For engineers (technical appendix)
Input shape: OTLP/JSON —resourceMetrics[].scopeMetrics[].metrics[]. Two metrics matter: claude_code.token.usage (one datapoint per type in input/output/cacheRead/cacheCreation) and claude_code.cost.usage (USD).
Grouping key: (user.email, model, session.id) → one MarginFront record per group.
Token mapping: input→inputTokens, output→outputTokens, cacheRead→cacheReadTokens, cacheCreation→cacheWriteTokens (Anthropic’s cache_creation_input_tokens). With --fold-cache, cache tokens are added into inputTokens instead and the typed fields are omitted (no double count).
Temporality: Claude Code emits cumulative counters. The collector converts them to deltas; the forwarder trusts each line is already an increment.
Ingest: POST https://api.marginfront.com/v1/sdk/usage/record, headers Content-Type: application/json and x-api-key: <key> (not Bearer). Body envelope { records: [...] }. The endpoint auto-creates the customer (by customerExternalId) and agent (by agentCode) on first POST, and resolves your org from the API key (the body can’t override it).
Codex source (the second input shape)
Input shape: OTLP/JSON logs —resourceLogs[].scopeLogs[].logRecords[] (a different tree than Claude Code’s resourceMetrics). The usage event is named codex.sse_event; it’s detected by that name (on the event.name attribute or the record body) or, failing that, by the presence of any token-count attribute.
Value encoding: log attribute values arrive as intValue (a JSON string, per the protobuf int64 rule) or doubleValue (a JSON number) for token counts, and stringValue for identity fields. All three are handled.
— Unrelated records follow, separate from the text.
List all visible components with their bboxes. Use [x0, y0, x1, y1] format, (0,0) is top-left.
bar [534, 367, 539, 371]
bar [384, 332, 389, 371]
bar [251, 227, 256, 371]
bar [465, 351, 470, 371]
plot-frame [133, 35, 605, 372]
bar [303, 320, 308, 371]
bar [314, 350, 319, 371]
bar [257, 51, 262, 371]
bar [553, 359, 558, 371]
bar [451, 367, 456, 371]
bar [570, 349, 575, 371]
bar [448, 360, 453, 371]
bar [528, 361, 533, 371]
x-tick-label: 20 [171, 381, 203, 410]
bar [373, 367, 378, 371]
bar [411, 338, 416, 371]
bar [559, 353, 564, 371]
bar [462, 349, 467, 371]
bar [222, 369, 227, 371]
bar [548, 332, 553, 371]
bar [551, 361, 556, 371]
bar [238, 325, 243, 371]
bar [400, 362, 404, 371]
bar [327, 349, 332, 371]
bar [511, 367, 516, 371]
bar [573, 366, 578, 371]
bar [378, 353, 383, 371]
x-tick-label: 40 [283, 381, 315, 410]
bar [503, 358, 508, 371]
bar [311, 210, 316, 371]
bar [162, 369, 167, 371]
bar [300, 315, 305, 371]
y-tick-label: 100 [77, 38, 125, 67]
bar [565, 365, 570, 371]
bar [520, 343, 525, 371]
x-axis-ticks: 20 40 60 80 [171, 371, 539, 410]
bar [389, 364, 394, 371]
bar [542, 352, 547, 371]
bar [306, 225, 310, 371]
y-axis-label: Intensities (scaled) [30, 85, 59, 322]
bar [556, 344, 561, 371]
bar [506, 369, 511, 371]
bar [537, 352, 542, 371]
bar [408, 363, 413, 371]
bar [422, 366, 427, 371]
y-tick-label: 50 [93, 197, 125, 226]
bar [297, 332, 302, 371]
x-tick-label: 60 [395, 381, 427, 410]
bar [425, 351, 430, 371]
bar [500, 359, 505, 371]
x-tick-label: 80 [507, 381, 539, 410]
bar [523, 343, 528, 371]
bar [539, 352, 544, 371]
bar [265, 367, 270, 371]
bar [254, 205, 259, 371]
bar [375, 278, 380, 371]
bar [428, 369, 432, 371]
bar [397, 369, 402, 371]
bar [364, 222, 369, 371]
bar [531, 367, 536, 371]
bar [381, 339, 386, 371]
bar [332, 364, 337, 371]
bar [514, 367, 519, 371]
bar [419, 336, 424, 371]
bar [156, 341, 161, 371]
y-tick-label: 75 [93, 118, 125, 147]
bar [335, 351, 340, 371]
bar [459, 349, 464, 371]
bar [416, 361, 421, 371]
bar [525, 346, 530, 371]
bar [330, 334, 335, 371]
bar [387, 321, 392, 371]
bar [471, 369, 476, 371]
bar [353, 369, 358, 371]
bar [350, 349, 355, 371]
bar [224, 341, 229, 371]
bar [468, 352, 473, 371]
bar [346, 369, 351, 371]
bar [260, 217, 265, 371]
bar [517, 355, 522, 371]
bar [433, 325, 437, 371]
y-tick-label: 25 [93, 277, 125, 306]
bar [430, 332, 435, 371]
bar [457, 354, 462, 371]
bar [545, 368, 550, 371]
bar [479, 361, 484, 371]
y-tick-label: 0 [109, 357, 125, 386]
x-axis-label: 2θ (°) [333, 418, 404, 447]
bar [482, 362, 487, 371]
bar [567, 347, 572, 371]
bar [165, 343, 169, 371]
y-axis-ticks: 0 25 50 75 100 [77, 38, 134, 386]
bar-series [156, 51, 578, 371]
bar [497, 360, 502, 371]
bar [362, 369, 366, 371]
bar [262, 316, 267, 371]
Token fields: input_token_count, output_token_count, cached_token_count, reasoning_token_count, tool_token_count, plus model, user.email, and a session id (conversation.id / session.id). The accurate nested mapping is in the Codex section above — cached is subtracted from input, reasoning is never added to output.
Granularity: one MarginFront record per codex.sse_event (one per turn). There’s no cumulative-to-delta step on the logs pipeline — that’s a metrics-only processor; each Codex log record is already one turn’s usage.
Identity: agentCode: "codex", signalName: "codex-turn", modelProvider: "openai", environment: "development". Records carry metadata.source: "codex".
Routing: both sources write one JSON document per line to the same collector file. The forwarder routes each line by which tree it has (resourceMetrics → Claude Code, resourceLogs → Codex), so one watcher handles either or both.